The net result is a massive increase in stress related illnesses amongst CAB staff, staff taking work home or coming into work at weekends – for no extra pay – to make sure that clients’ needs are met and government demands satisfied.

Privatisation

The government is also trying to take more work away from trained civil servants and push it into the voluntary and private sectors, using the jargon of ‘partnership’. In effect, private companies will be paid by the government to force people into work, with the complicity of some of the voluntary agencies, putting a big question mark over their so-called ‘independence’ and ‘impartiality’.

Not surprisingly, when the national CAB organisation started negotiations on this, it was kept secret even from the top regional officials, as they knew what grass-roots reaction would be. They have now “withdrawn” from this, on the grounds it was not “financially viable”.

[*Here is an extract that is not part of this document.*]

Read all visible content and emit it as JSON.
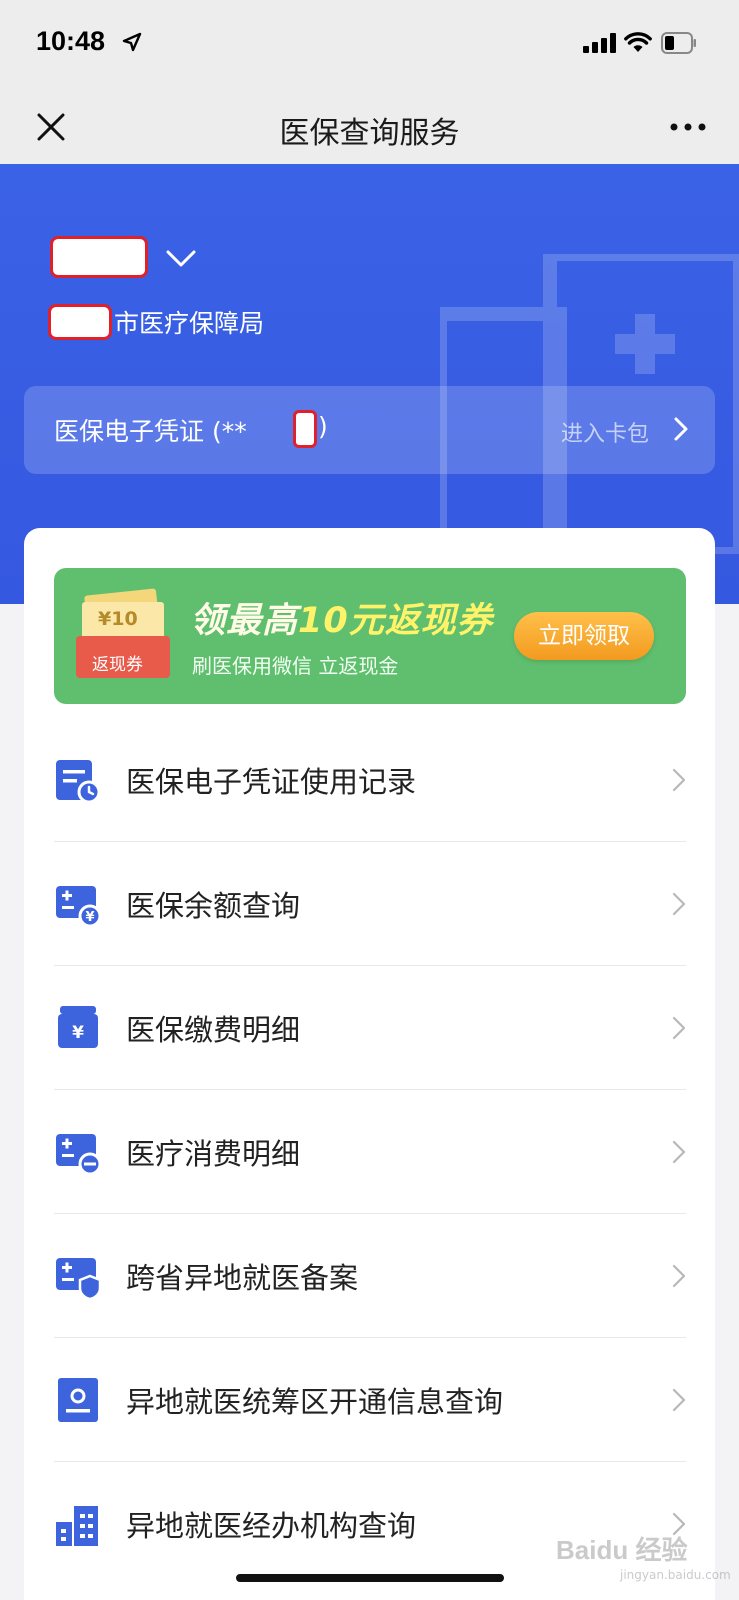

A major injection of funding is urgently needed into welfare advice services. John’s article pointed the way forward: joint action by public and voluntary sector workers, together with the service users. If we unite together in action, the government would be forced to act.

In the long term, the answer is a society where those with disabilities, single parents etc, are not treated as criminals and where people receive either a decent living wage, benefit or pension.

The question also has to be asked: who are the real fraudsters – the people in the TV ads, branded as thieves for desperately trying to make ends meet, or the banks making millions out of the financial misery of their customers? I await the government campaign against doorstep and high street money lenders with anticipation – but I am not holding my breath!